Kalau dipikir-pikir memang benar, aku sekarang tidak tahu berada di mana, aku juga tidak tau jalan pulang ke mana, bahkan aku tidak tahu sekarang jam berapa dan kapan pagi akan tiba.

Apalagi setelah mendengar penjelasan dari nenek itu, aku mengerti. Bahwa dia juga menolongku tanpa pamrih.

Krubuk, krubuk, krubuk,

Perutku tiba-tiba berbunyi, sudah beberapa jam aku belum makanan apa-apa, padahal biasanya setelah magrib biasanya aku makan bersama Ibu dan Bapak. Terakhir aku makan ketika pulang dari sekolah, dan sekarang aku merasakan rasa lapar lagi.

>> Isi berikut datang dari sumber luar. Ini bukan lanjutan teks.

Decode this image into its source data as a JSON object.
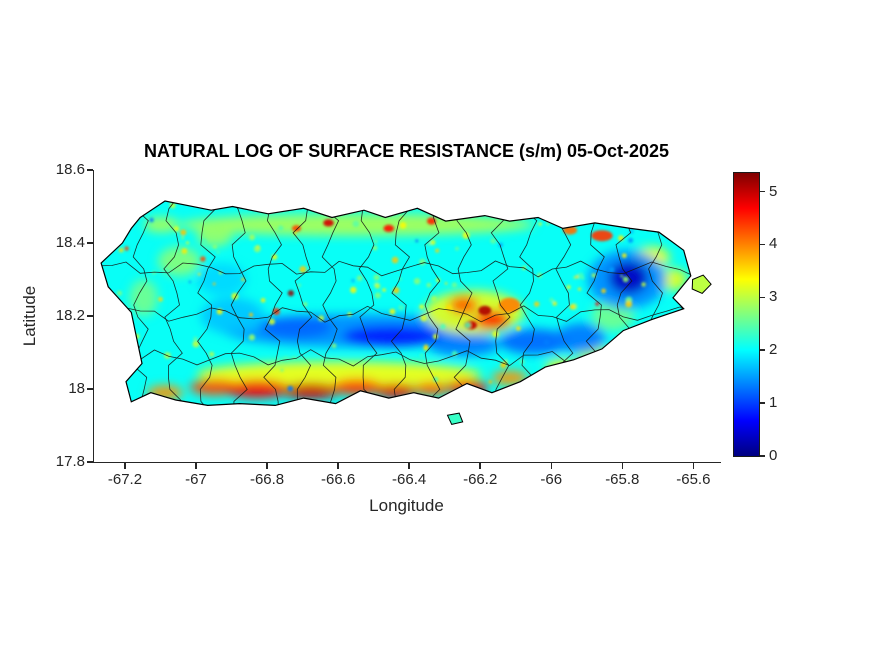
{
  "chart_data": {
    "type": "heatmap",
    "title": "NATURAL LOG OF SURFACE RESISTANCE (s/m) 05-Oct-2025",
    "xlabel": "Longitude",
    "ylabel": "Latitude",
    "region": "Puerto Rico municipalities",
    "xlim": [
      -67.29,
      -65.525
    ],
    "ylim": [
      17.8,
      18.6
    ],
    "xticks": [
      -67.2,
      -67,
      -66.8,
      -66.6,
      -66.4,
      -66.2,
      -66,
      -65.8,
      -65.6
    ],
    "xtick_labels": [
      "-67.2",
      "-67",
      "-66.8",
      "-66.6",
      "-66.4",
      "-66.2",
      "-66",
      "-65.8",
      "-65.6"
    ],
    "yticks": [
      17.8,
      18,
      18.2,
      18.4,
      18.6
    ],
    "ytick_labels": [
      "17.8",
      "18",
      "18.2",
      "18.4",
      "18.6"
    ],
    "grid": false,
    "colorbar": {
      "colormap": "jet",
      "vmin": 0,
      "vmax": 5.35,
      "ticks": [
        0,
        1,
        2,
        3,
        4,
        5
      ],
      "tick_labels": [
        "0",
        "1",
        "2",
        "3",
        "4",
        "5"
      ],
      "position": "right"
    },
    "axes_color": "#262626",
    "base_value": 2.05,
    "coastline": [
      [
        -67.16,
        18.47
      ],
      [
        -67.09,
        18.515
      ],
      [
        -66.96,
        18.49
      ],
      [
        -66.9,
        18.5
      ],
      [
        -66.8,
        18.48
      ],
      [
        -66.7,
        18.495
      ],
      [
        -66.62,
        18.47
      ],
      [
        -66.53,
        18.49
      ],
      [
        -66.47,
        18.47
      ],
      [
        -66.38,
        18.495
      ],
      [
        -66.3,
        18.46
      ],
      [
        -66.19,
        18.475
      ],
      [
        -66.12,
        18.46
      ],
      [
        -66.04,
        18.47
      ],
      [
        -65.97,
        18.44
      ],
      [
        -65.88,
        18.455
      ],
      [
        -65.78,
        18.44
      ],
      [
        -65.7,
        18.43
      ],
      [
        -65.63,
        18.38
      ],
      [
        -65.61,
        18.31
      ],
      [
        -65.66,
        18.25
      ],
      [
        -65.63,
        18.22
      ],
      [
        -65.72,
        18.19
      ],
      [
        -65.8,
        18.16
      ],
      [
        -65.86,
        18.11
      ],
      [
        -65.94,
        18.08
      ],
      [
        -66.02,
        18.06
      ],
      [
        -66.09,
        18.02
      ],
      [
        -66.17,
        17.99
      ],
      [
        -66.24,
        18.015
      ],
      [
        -66.32,
        17.975
      ],
      [
        -66.39,
        17.99
      ],
      [
        -66.46,
        17.975
      ],
      [
        -66.54,
        17.995
      ],
      [
        -66.61,
        17.96
      ],
      [
        -66.7,
        17.975
      ],
      [
        -66.78,
        17.955
      ],
      [
        -66.88,
        17.96
      ],
      [
        -66.97,
        17.955
      ],
      [
        -67.06,
        17.97
      ],
      [
        -67.13,
        17.99
      ],
      [
        -67.185,
        17.965
      ],
      [
        -67.2,
        18.02
      ],
      [
        -67.155,
        18.07
      ],
      [
        -67.17,
        18.14
      ],
      [
        -67.185,
        18.21
      ],
      [
        -67.25,
        18.28
      ],
      [
        -67.27,
        18.345
      ],
      [
        -67.21,
        18.4
      ],
      [
        -67.185,
        18.44
      ]
    ],
    "islets": [
      {
        "value": 3.0,
        "points": [
          [
            -65.605,
            18.3
          ],
          [
            -65.575,
            18.312
          ],
          [
            -65.553,
            18.287
          ],
          [
            -65.578,
            18.262
          ],
          [
            -65.606,
            18.274
          ]
        ]
      },
      {
        "value": 2.3,
        "points": [
          [
            -66.295,
            17.928
          ],
          [
            -66.262,
            17.934
          ],
          [
            -66.252,
            17.91
          ],
          [
            -66.283,
            17.903
          ]
        ]
      }
    ],
    "features": [
      {
        "lon": -66.55,
        "lat": 18.45,
        "rx": 0.5,
        "ry": 0.03,
        "v": 2.9
      },
      {
        "lon": -66.6,
        "lat": 18.04,
        "rx": 0.4,
        "ry": 0.035,
        "v": 3.3
      },
      {
        "lon": -66.55,
        "lat": 18.16,
        "rx": 0.38,
        "ry": 0.045,
        "v": 1.4
      },
      {
        "lon": -66.22,
        "lat": 18.21,
        "rx": 0.14,
        "ry": 0.06,
        "v": 3.2
      },
      {
        "lon": -66.93,
        "lat": 18.3,
        "rx": 0.07,
        "ry": 0.045,
        "v": 1.8
      },
      {
        "lon": -66.9,
        "lat": 18.2,
        "rx": 0.09,
        "ry": 0.05,
        "v": 1.7
      },
      {
        "lon": -67.05,
        "lat": 18.35,
        "rx": 0.06,
        "ry": 0.04,
        "v": 2.7
      },
      {
        "lon": -67.15,
        "lat": 18.25,
        "rx": 0.04,
        "ry": 0.05,
        "v": 2.6
      },
      {
        "lon": -66.95,
        "lat": 18.42,
        "rx": 0.05,
        "ry": 0.03,
        "v": 2.8
      },
      {
        "lon": -67.1,
        "lat": 18.45,
        "rx": 0.05,
        "ry": 0.02,
        "v": 2.9
      },
      {
        "lon": -65.83,
        "lat": 18.2,
        "rx": 0.06,
        "ry": 0.04,
        "v": 2.6
      },
      {
        "lon": -65.88,
        "lat": 18.09,
        "rx": 0.05,
        "ry": 0.03,
        "v": 2.9
      },
      {
        "lon": -65.66,
        "lat": 18.3,
        "rx": 0.04,
        "ry": 0.03,
        "v": 3.2
      },
      {
        "lon": -65.72,
        "lat": 18.36,
        "rx": 0.05,
        "ry": 0.03,
        "v": 3.3
      },
      {
        "lon": -66.72,
        "lat": 18.17,
        "rx": 0.1,
        "ry": 0.03,
        "v": 1.2
      },
      {
        "lon": -66.45,
        "lat": 18.145,
        "rx": 0.14,
        "ry": 0.028,
        "v": 0.8
      },
      {
        "lon": -66.25,
        "lat": 18.12,
        "rx": 0.1,
        "ry": 0.03,
        "v": 1.3
      },
      {
        "lon": -66.05,
        "lat": 18.13,
        "rx": 0.1,
        "ry": 0.035,
        "v": 1.2
      },
      {
        "lon": -65.92,
        "lat": 18.14,
        "rx": 0.07,
        "ry": 0.04,
        "v": 1.3
      },
      {
        "lon": -65.79,
        "lat": 18.3,
        "rx": 0.11,
        "ry": 0.08,
        "v": 1.4
      },
      {
        "lon": -66.95,
        "lat": 18.005,
        "rx": 0.07,
        "ry": 0.022,
        "v": 4.3
      },
      {
        "lon": -66.83,
        "lat": 18.0,
        "rx": 0.09,
        "ry": 0.025,
        "v": 4.7
      },
      {
        "lon": -66.68,
        "lat": 17.995,
        "rx": 0.08,
        "ry": 0.022,
        "v": 4.9
      },
      {
        "lon": -66.55,
        "lat": 18.005,
        "rx": 0.07,
        "ry": 0.022,
        "v": 4.4
      },
      {
        "lon": -66.44,
        "lat": 17.995,
        "rx": 0.06,
        "ry": 0.02,
        "v": 4.8
      },
      {
        "lon": -66.34,
        "lat": 18.0,
        "rx": 0.05,
        "ry": 0.018,
        "v": 4.2
      },
      {
        "lon": -66.24,
        "lat": 18.005,
        "rx": 0.06,
        "ry": 0.02,
        "v": 4.7
      },
      {
        "lon": -66.12,
        "lat": 18.03,
        "rx": 0.05,
        "ry": 0.02,
        "v": 3.9
      },
      {
        "lon": -67.09,
        "lat": 17.99,
        "rx": 0.05,
        "ry": 0.02,
        "v": 3.9
      },
      {
        "lon": -65.97,
        "lat": 18.06,
        "rx": 0.05,
        "ry": 0.02,
        "v": 3.4
      },
      {
        "lon": -66.25,
        "lat": 18.23,
        "rx": 0.04,
        "ry": 0.025,
        "v": 4.2
      },
      {
        "lon": -66.17,
        "lat": 18.19,
        "rx": 0.05,
        "ry": 0.025,
        "v": 4.6
      },
      {
        "lon": -66.12,
        "lat": 18.23,
        "rx": 0.03,
        "ry": 0.02,
        "v": 4.0
      },
      {
        "lon": -65.86,
        "lat": 18.42,
        "rx": 0.03,
        "ry": 0.015,
        "v": 4.4
      },
      {
        "lon": -65.95,
        "lat": 18.435,
        "rx": 0.02,
        "ry": 0.012,
        "v": 4.1
      },
      {
        "lon": -65.785,
        "lat": 18.305,
        "rx": 0.055,
        "ry": 0.045,
        "v": 0.35
      },
      {
        "lon": -66.19,
        "lat": 18.215,
        "rx": 0.018,
        "ry": 0.013,
        "v": 5.1
      },
      {
        "lon": -66.23,
        "lat": 18.175,
        "rx": 0.018,
        "ry": 0.012,
        "v": 5.0
      },
      {
        "lon": -66.63,
        "lat": 18.455,
        "rx": 0.015,
        "ry": 0.01,
        "v": 4.9
      },
      {
        "lon": -66.46,
        "lat": 18.44,
        "rx": 0.015,
        "ry": 0.01,
        "v": 4.6
      },
      {
        "lon": -66.34,
        "lat": 18.46,
        "rx": 0.013,
        "ry": 0.01,
        "v": 4.5
      },
      {
        "lon": -66.72,
        "lat": 18.44,
        "rx": 0.013,
        "ry": 0.009,
        "v": 4.3
      }
    ],
    "speckles": {
      "count": 150,
      "seed": 7
    },
    "boundaries": {
      "vertical_count": 17,
      "lon_start": -67.16,
      "lon_end": -65.7,
      "horizontal_lats": [
        18.085,
        18.205,
        18.33
      ],
      "color": "#141414",
      "seed": 11
    }
  }
}
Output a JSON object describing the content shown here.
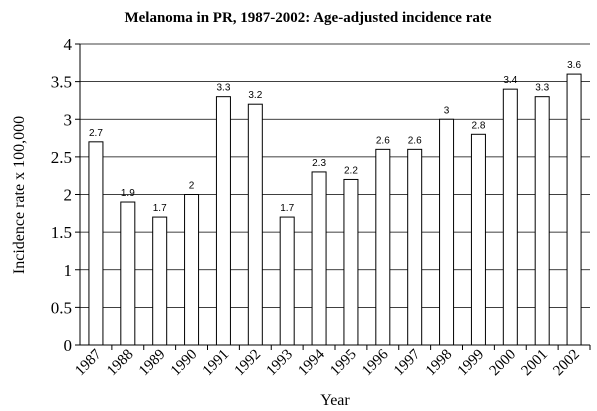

Minuman lahang yang diberikan oleh nenek tersebut rupanya tidak bisa menahan perutku yang keroncongan. Dan rupanya, hal itu juga terdengar oleh nenek yang duduk di depanku pada saat ini.

Nenek tersebut sepertinya mengerti tentang apa yang aku butuhkan saat ini, dia hanya mengangguk dan tersenyum. Lalu secara perlahan berdiri dari duduknya, dengan tubuhnya yang sudah renta dan bungkuk. Dia akhirnya berjalan ke arah ruangan belakang sambil berkata kepadaku yang masih duduk disana.

“Incu cicing heula didieu nya, Nini katukang heula, Incu pasti lapar, urang nyieun heula tuangeun sa aya-aya nya Cu. (Cucu diam dulu di sini ya, Nenek ke belakang dulu, Cucu pasti lapar, kita bikin makanan seadanya ya Cu.) "

Aku merasa malu karena suara perut yang lapar ini terdengar oleh nenek tersebut, bahkan dia dengan sangat baik ingin membuatkan aku makanan. Alhasil, aku hanya bisa mengangguk tanpa sekalipun menatap wajah nenek tersebut karena aku sangat malu akan keadaanku pada saat ini.

Tak lama, terdengar suara-suara seseorang yang sedang memasak. Dengan percikan-percikan api dari tungku yang menyala dan terlihat dari sela-sela dinding ruangan yang bolong karena usia.

Sepuluh menit berlalu, aku yang duduk dan melihat ke sekeliling gubuk tersebut. Akhirnya mencium suatu bau yang enak dari arah belakang, dan tak lama, nenek tersebut datang dengan nampan bekas sesaji dan potongan daging hewan di atasnya.

“Ieu aya keneh urut daging bagong Cu, punten bisi Incu teu resep mah, tapi da kumaha, di leuweung ieu mah anu gampang di jadikeun masakan, nya bagong ieu. (Ini masih ada sisa daging babi hutan Cu, maaf takutnya Cucu tidak suka, tapi ya mau gimana, di hutan ini yang gampang dijadikan masakan, ya cuman babi hutan ini. )” Kata nenek tersebut sambil menyodorkan daging babi hutan itu di hadapan ku.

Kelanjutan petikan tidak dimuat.